Von Markus C. Schulte von Drach und Cerstin Gammelin

Trotz aller Vorbehalte, die unter den Sozialdemokraten gegen eine weitere große Koalition herrschen, wird die Partei mit der Union über diese Möglichkeit sprechen. Parteichef Martin Schulz kündigte an, dem Parteivorstand vorzuschlagen, "auf der Grundlage unseres Parteitagsbeschlusses Sondierungsgespräche mit den Unionsparteien aufzunehmen".

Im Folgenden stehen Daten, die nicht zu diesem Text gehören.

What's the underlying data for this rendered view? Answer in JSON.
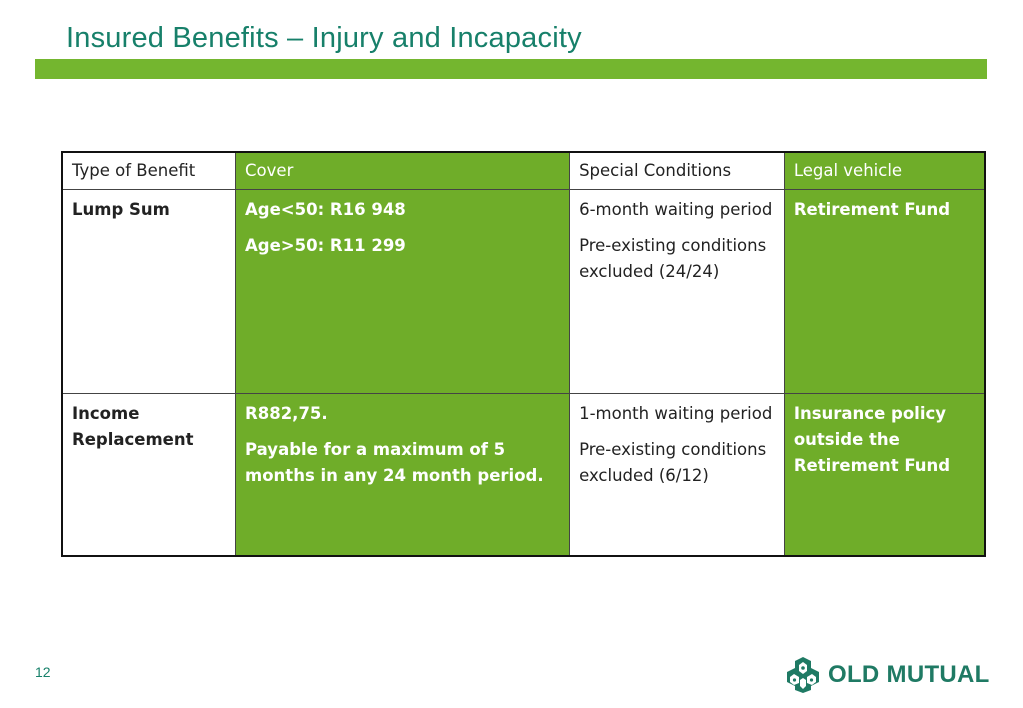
{
  "slide": {
    "title": "Insured Benefits – Injury and Incapacity",
    "page_number": "12",
    "colors": {
      "title": "#17806a",
      "accent_bar": "#74b62f",
      "cell_green": "#6fad29",
      "logo": "#1f7a64"
    }
  },
  "table": {
    "headers": {
      "type_of_benefit": "Type of Benefit",
      "cover": "Cover",
      "special_conditions": "Special Conditions",
      "legal_vehicle": "Legal vehicle"
    },
    "rows": [
      {
        "type": "Lump Sum",
        "cover": [
          "Age<50: R16 948",
          "Age>50: R11 299"
        ],
        "conditions": [
          "6-month waiting period",
          "Pre-existing conditions excluded (24/24)"
        ],
        "legal_vehicle": "Retirement Fund"
      },
      {
        "type": "Income Replacement",
        "cover": [
          "R882,75.",
          "Payable for a maximum of 5 months in any 24 month period."
        ],
        "conditions": [
          "1-month waiting period",
          "Pre-existing conditions excluded (6/12)"
        ],
        "legal_vehicle": "Insurance policy outside the Retirement Fund"
      }
    ]
  },
  "logo": {
    "text": "OLD MUTUAL",
    "icon": "old-mutual-crest-icon"
  }
}
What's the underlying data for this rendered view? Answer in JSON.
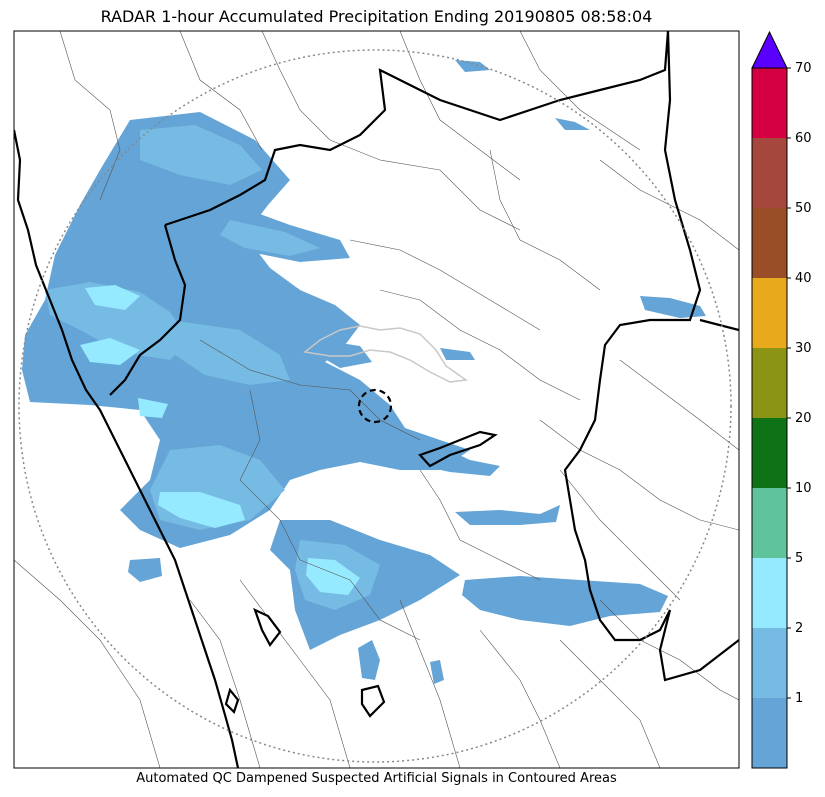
{
  "title": "RADAR 1-hour Accumulated Precipitation Ending 20190805 08:58:04",
  "caption": "Automated QC Dampened Suspected Artificial Signals in Contoured Areas",
  "colorbar": {
    "bins": [
      {
        "label": "",
        "color": "#64a4d6"
      },
      {
        "label": "1",
        "color": "#76bbe3"
      },
      {
        "label": "2",
        "color": "#96eaff"
      },
      {
        "label": "5",
        "color": "#5fc49c"
      },
      {
        "label": "10",
        "color": "#0e7316"
      },
      {
        "label": "20",
        "color": "#8b9415"
      },
      {
        "label": "30",
        "color": "#e8a91c"
      },
      {
        "label": "40",
        "color": "#994e28"
      },
      {
        "label": "50",
        "color": "#a5473d"
      },
      {
        "label": "60",
        "color": "#d40041"
      }
    ],
    "top_label": "70",
    "extend_color": "#5a00ff"
  },
  "colors": {
    "rain_light": "#64a4d6",
    "rain_moderate": "#76bbe3",
    "rain_heavy": "#96eaff",
    "coast": "#000000",
    "range_ring": "#888888",
    "qc_contour": "#c8c8c8"
  }
}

Es gibt aber etliche Themen, die Schulz zufolge die Kernsubstanz sozialdemokratischer Programmatik darstellen, weshalb hier ein "Maximum" durchgesetzt werden müsse. Wie weit liegen die Parteien auseinander - und wie eng beieinander?

Die schwarze Null

Das Markenzeichen der unionsgeführten großen Koalition der vergangenen vier Jahre war die schwarze Null, also ein Haushalt, der ohne zusätzliche Schulden auskommt. Das Wunder gelang ohne großes Zutun der Regierung: Verantwortlich waren niedrige Rohstoffpreise, Niedrigzinsen, gute Konjunktur, Rekordzahlen bei Jobs und Steuereinnahmen. Für CSU und CDU ist die schwarze Null eine Bedingung für jede künftige Koalition. Die SPD hat zwar gerne gegen die schwarze Null gekeilt. Sie trägt sie aber grundsätzlich mit. Einigungschancen: sehr gut

Steuern und Soli

Es ist so viel Geld in der Haushaltskasse übrig wie nie zuvor in der Geschichte der Bundesrepublik. Union und SPD sind sich einig, die Steuerzahler zu entlasten. Rund 15 Milliarden Euro Steuersenkung hatte die Union im Wahlkampf versprochen, so viel wie die SPD. Die Sozialdemokraten wollen Bürger mit kleineren und mittleren Einkommen, Familien mit Kindern und Alleinerziehende entlasten. Bei den Zuzahlungen fordert die SPD ein nach Einkommen und Kinderzahl gestaffeltes Kindergeld. Die Union dagegen möchte das Kindergeld und die Steuerfreibeträge erhöhen. Während die SPD das Ehegattensplitting durch einen Familientarif ersetzen will, beharrt die Union auf der jetzigen Regelung.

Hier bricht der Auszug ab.